Latest doping allegations could hurt anti-doping campaign

This is not the first time a sport’s anti-doping movement has come under scrutiny, but with what has come to light in the last year and last week, the World Anti-Doping Agency has some big decisions to make.

Just last week Russia’s former anti-doping director, Grigory Rodchenskov, came forward and admitted that he ran an organized doping program for Russian athletes at the 2014 Winter Games in Sochi, Russia, by helping switch tainted samples for clean ones.

Now the International Olympic Committee and WADA are partnering to carry out a full-fledged investigation planning to retest Sochi samples stored in Lausanne, Switzerland. It’s unsure how many tainted samples are still intact, though.

Russia’s track and field team is dealing with a suspension from global competition. Track and fields governing body, the International Association of Athletics Federation, banned the country after an investigation detailed state-sponsored doping, corruption and coverups in the program. The federation has yet to make a decision on whether the ban will be lifted prior to the Summer Games in Rio de Janeiro.

If the investigation into the Sochi Olympics turns out to be true, I think the IOC needs to ban Russia as a whole from competing this year. Russian authorities have gone on record saying they support the crackdown but that only specific individuals should see the repercussions. In this case, however, it wasn’t individual athletes choosing to make the wrong decision. It was supported and encouraged, and if it weren’t for members of the state hiding the truth, the athletes would have been caught then not now.

Fast forward to this week and retesting stretching back eight years has caught 31 athletes from 12 different countries and six different sports for doping prior to the 2008 Summer Olympics in Beijing. The IOC has opened disciplinary proceedings for the athletes who were planning to take part in the 2016 Games. And it doesn’t stop there. Retesting of samples for athletes from the 2012 Summer Games in London hoping to compete in Rio will also take place, opening the possibility for more athletes to be banned.

These findings are horrible for the international sports community and for the World Anti-Doping Agency. While the association prides itself on being the “organization for clean sport” and “protecting clean athletes,” without a crackdown after recent findings it may need to find a new slogan.

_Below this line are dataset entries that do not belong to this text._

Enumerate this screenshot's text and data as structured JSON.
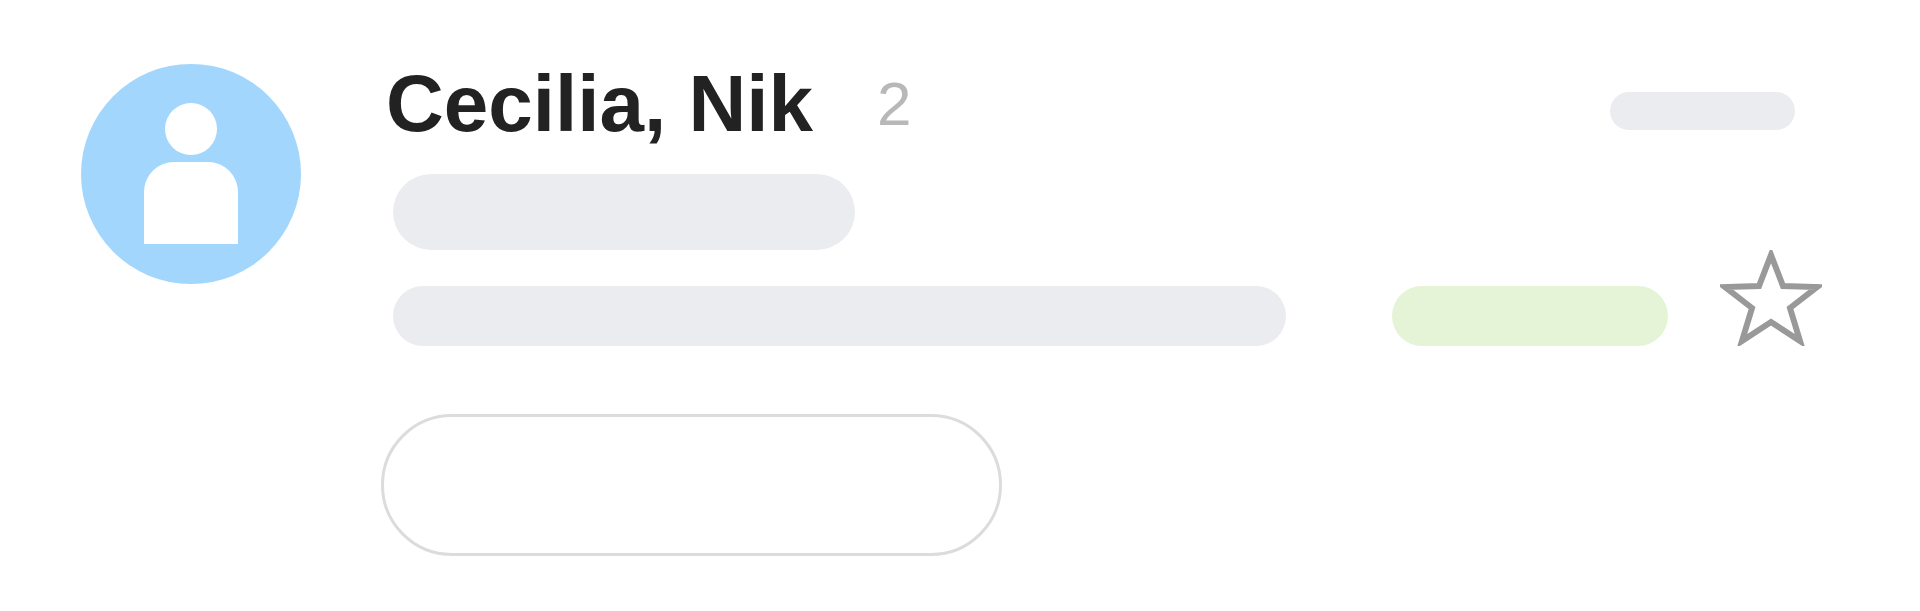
{
  "message": {
    "sender": "Cecilia, Nik",
    "count": "2",
    "starred": false
  }
}
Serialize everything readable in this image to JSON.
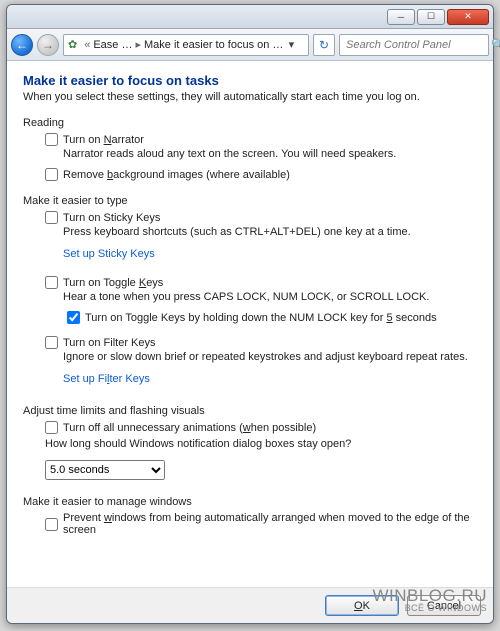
{
  "breadcrumb": {
    "seg1": "Ease …",
    "seg2": "Make it easier to focus on …"
  },
  "search": {
    "placeholder": "Search Control Panel"
  },
  "page": {
    "title": "Make it easier to focus on tasks",
    "subtitle": "When you select these settings, they will automatically start each time you log on."
  },
  "reading": {
    "head": "Reading",
    "narrator": "Turn on Narrator",
    "narrator_u": "N",
    "narrator_explain": "Narrator reads aloud any text on the screen. You will need speakers.",
    "removebg_pre": "Remove ",
    "removebg_u": "b",
    "removebg_post": "ackground images (where available)"
  },
  "typing": {
    "head": "Make it easier to type",
    "sticky": "Turn on Sticky Keys",
    "sticky_explain": "Press keyboard shortcuts (such as CTRL+ALT+DEL) one key at a time.",
    "sticky_link": "Set up Sticky Keys",
    "toggle_pre": "Turn on Toggle ",
    "toggle_u": "K",
    "toggle_post": "eys",
    "toggle_explain": "Hear a tone when you press CAPS LOCK, NUM LOCK, or SCROLL LOCK.",
    "toggle_nested_pre": "Turn on Toggle Keys by holding down the NUM LOCK key for ",
    "toggle_nested_u": "5",
    "toggle_nested_post": " seconds",
    "filter": "Turn on Filter Keys",
    "filter_explain": "Ignore or slow down brief or repeated keystrokes and adjust keyboard repeat rates.",
    "filter_link_pre": "Set up Fi",
    "filter_link_u": "l",
    "filter_link_post": "ter Keys"
  },
  "visuals": {
    "head": "Adjust time limits and flashing visuals",
    "animoff_pre": "Turn off all unnecessary animations (",
    "animoff_u": "w",
    "animoff_post": "hen possible)",
    "duration_label": "How long should Windows notification dialog boxes stay open?",
    "duration_value": "5.0 seconds"
  },
  "windows": {
    "head": "Make it easier to manage windows",
    "prevent_pre": "Prevent ",
    "prevent_u": "w",
    "prevent_post": "indows from being automatically arranged when moved to the edge of the screen"
  },
  "buttons": {
    "ok": "OK",
    "ok_u": "O",
    "cancel": "Cancel"
  },
  "watermark": {
    "line1": "WINBLOG.RU",
    "line2": "ВСЁ О WINDOWS"
  }
}
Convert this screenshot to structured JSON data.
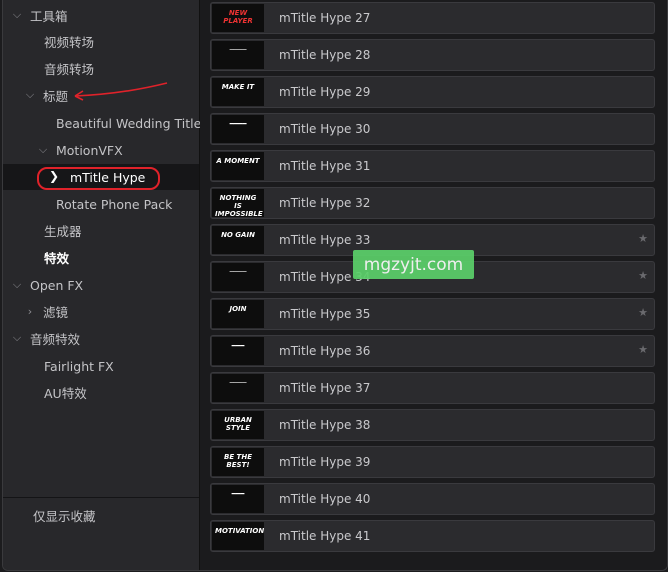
{
  "sidebar": {
    "toolbox": "工具箱",
    "video_transitions": "视频转场",
    "audio_transitions": "音频转场",
    "titles": "标题",
    "beautiful_wedding": "Beautiful Wedding Titles",
    "motionvfx": "MotionVFX",
    "mtitle_hype": "mTitle Hype",
    "rotate_phone": "Rotate Phone Pack",
    "generators": "生成器",
    "effects": "特效",
    "open_fx": "Open FX",
    "filters": "滤镜",
    "audio_fx": "音频特效",
    "fairlight_fx": "Fairlight FX",
    "au_effects": "AU特效",
    "favorites_only": "仅显示收藏"
  },
  "items": [
    {
      "name": "mTitle Hype 27",
      "thumb": "NEW PLAYER",
      "starred": false
    },
    {
      "name": "mTitle Hype 28",
      "thumb": "────",
      "starred": false
    },
    {
      "name": "mTitle Hype 29",
      "thumb": "MAKE IT",
      "starred": false
    },
    {
      "name": "mTitle Hype 30",
      "thumb": "━━━━",
      "starred": false
    },
    {
      "name": "mTitle Hype 31",
      "thumb": "A MOMENT",
      "starred": false
    },
    {
      "name": "mTitle Hype 32",
      "thumb": "NOTHING IS IMPOSSIBLE",
      "starred": false
    },
    {
      "name": "mTitle Hype 33",
      "thumb": "NO GAIN",
      "starred": true
    },
    {
      "name": "mTitle Hype 34",
      "thumb": "────",
      "starred": true
    },
    {
      "name": "mTitle Hype 35",
      "thumb": "JOIN",
      "starred": true
    },
    {
      "name": "mTitle Hype 36",
      "thumb": "━━━",
      "starred": true
    },
    {
      "name": "mTitle Hype 37",
      "thumb": "────",
      "starred": false
    },
    {
      "name": "mTitle Hype 38",
      "thumb": "URBAN STYLE",
      "starred": false
    },
    {
      "name": "mTitle Hype 39",
      "thumb": "BE THE BEST!",
      "starred": false
    },
    {
      "name": "mTitle Hype 40",
      "thumb": "━━━",
      "starred": false
    },
    {
      "name": "mTitle Hype 41",
      "thumb": "MOTIVATION",
      "starred": false
    }
  ],
  "watermark": "mgzyjt.com",
  "icons": {
    "expanded": "chevron-down-icon",
    "collapsed": "chevron-right-icon",
    "favorite": "star-icon"
  },
  "colors": {
    "selection_outline": "#e0222a",
    "annotation_arrow": "#e0222a",
    "watermark_bg": "#5bd06a"
  }
}
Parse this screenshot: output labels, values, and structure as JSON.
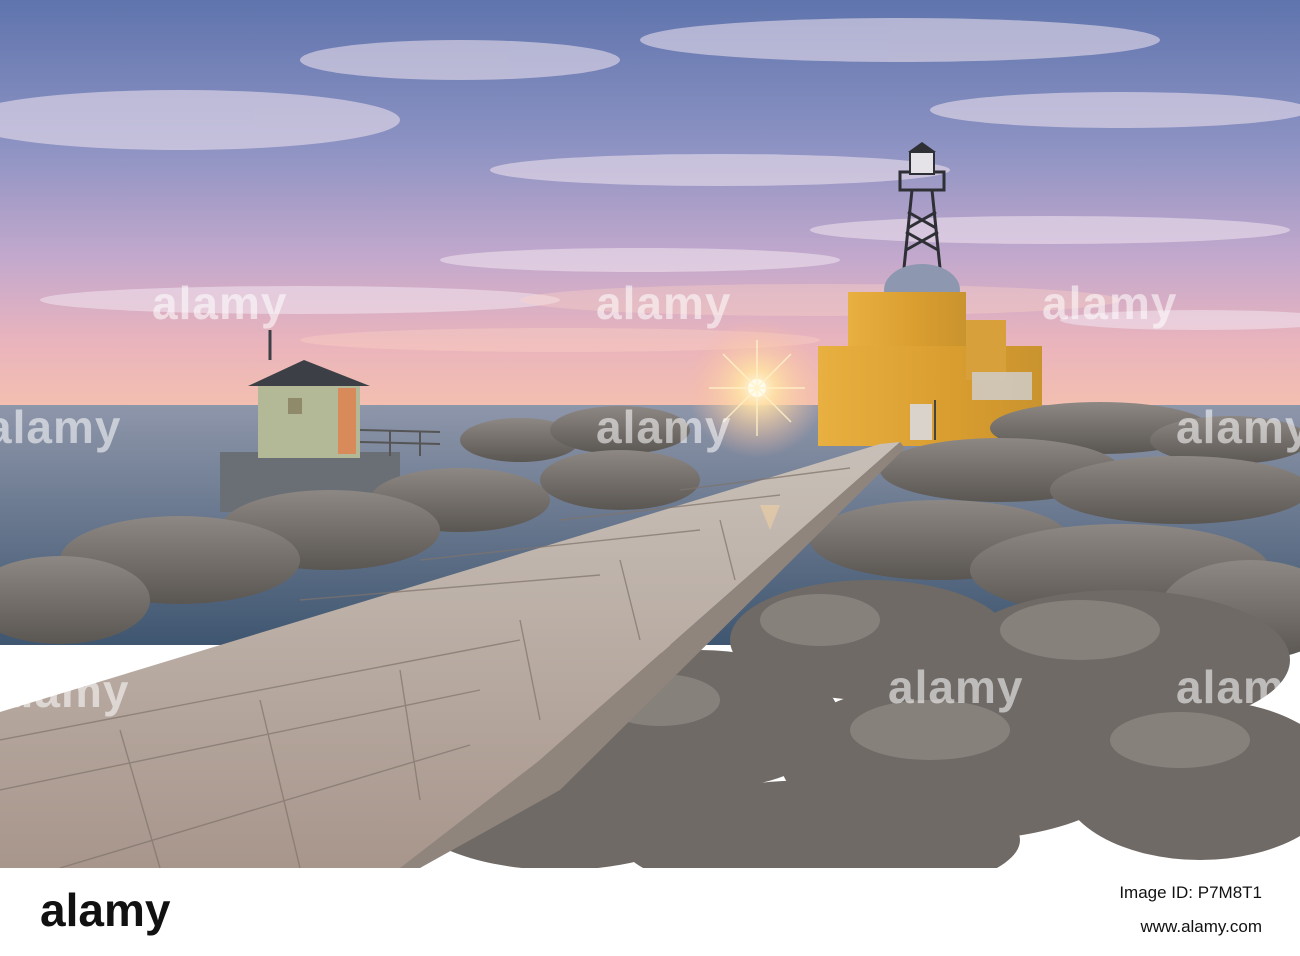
{
  "photo": {
    "description_icon": "lighthouse-sunset-photo",
    "colors": {
      "sky_top": "#6b7fb5",
      "sky_mid": "#b9a8cf",
      "sky_horizon": "#f0b7b5",
      "sun": "#fff3c8",
      "sea": "#5a6f86",
      "lighthouse": "#e2a93a",
      "hut": "#b8bf9a",
      "stone": "#7d7975",
      "path": "#b8aca2"
    }
  },
  "watermarks": [
    "alamy",
    "alamy",
    "alamy",
    "alamy",
    "alamy",
    "alamy",
    "alamy",
    "alamy",
    "alamy"
  ],
  "footer": {
    "brand": "alamy",
    "image_id_label": "Image ID:",
    "image_id": "P7M8T1",
    "site": "www.alamy.com"
  }
}
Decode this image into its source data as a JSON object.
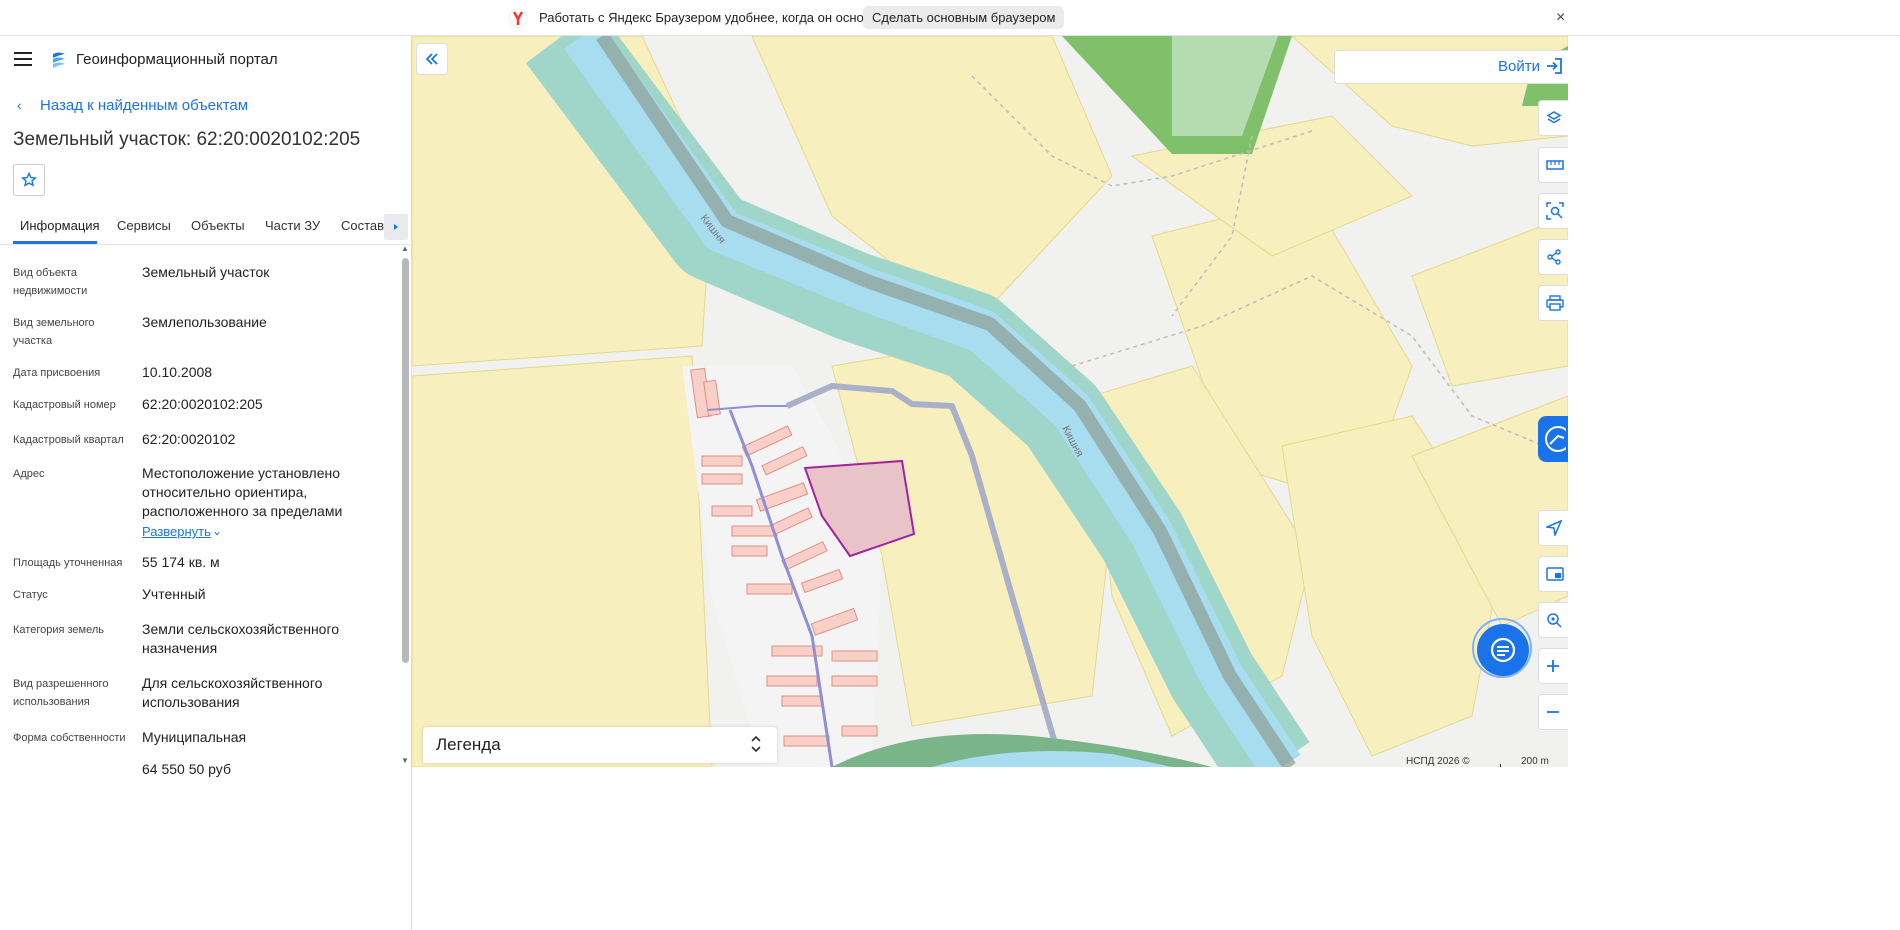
{
  "browser_banner": {
    "text": "Работать с Яндекс Браузером удобнее, когда он основной",
    "button_label": "Сделать основным браузером",
    "close_icon": "×"
  },
  "header": {
    "portal_title": "Геоинформационный портал"
  },
  "nav": {
    "back_label": "Назад к найденным объектам"
  },
  "object": {
    "title": "Земельный участок: 62:20:0020102:205"
  },
  "tabs": [
    {
      "label": "Информация",
      "active": true
    },
    {
      "label": "Сервисы",
      "active": false
    },
    {
      "label": "Объекты",
      "active": false
    },
    {
      "label": "Части ЗУ",
      "active": false
    },
    {
      "label": "Состав",
      "active": false
    }
  ],
  "info_rows": [
    {
      "label": "Вид объекта недвижимости",
      "value": "Земельный участок"
    },
    {
      "label": "Вид земельного участка",
      "value": "Землепользование"
    },
    {
      "label": "Дата присвоения",
      "value": "10.10.2008"
    },
    {
      "label": "Кадастровый номер",
      "value": "62:20:0020102:205"
    },
    {
      "label": "Кадастровый квартал",
      "value": "62:20:0020102"
    },
    {
      "label": "Адрес",
      "value": "Местоположение установлено относительно ориентира, расположенного за пределами"
    },
    {
      "label": "Площадь уточненная",
      "value": "55 174 кв. м"
    },
    {
      "label": "Статус",
      "value": "Учтенный"
    },
    {
      "label": "Категория земель",
      "value": "Земли сельскохозяйственного назначения"
    },
    {
      "label": "Вид разрешенного использования",
      "value": "Для сельскохозяйственного использования"
    },
    {
      "label": "Форма собственности",
      "value": "Муниципальная"
    }
  ],
  "expand_label": "Развернуть",
  "clipped_value": "64 550 50 руб",
  "map": {
    "login_label": "Войти",
    "river_label": "Кишня",
    "legend_label": "Легенда",
    "copyright": "НСПД 2026 ©",
    "scale": "200 m",
    "tools": [
      "layers-icon",
      "ruler-icon",
      "area-search-icon",
      "share-icon",
      "print-icon",
      "locate-icon",
      "minimap-icon",
      "geo-search-icon",
      "zoom-in-icon",
      "zoom-out-icon"
    ]
  },
  "colors": {
    "accent": "#1a73e8",
    "parcel_fill": "#e8c4c8",
    "parcel_stroke": "#a3239f",
    "river": "#a8dcef",
    "buffer": "#9fd6c9",
    "agri_land": "#f7efbe"
  }
}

Athletes competing on the global stage open their bodies to drug testing with hopes of competing on a level playing field. When certain athletes are taking performance enhancing drugs, it’s not a level playing field.

I see where WADA and the IOC are currently standing as a crossroads. The way they choose to handle this situation could go two very different ways. One option is to crack down and crack down hard. Make athletes who cheat realize they are never safe. Make athletes realize that doping isn’t worth it due to the intense repercussions. The other route is going light on Russia and other individuals who have disobeyed the rules. If the organizations fail to crack down this time around, athletes will continue to take the risk and more athletes will start to do so.

The question is will the playing field be balanced by cutting down the number of athletes doping or will it be leveled by more athletes choosing to take performance-enhancing drugs?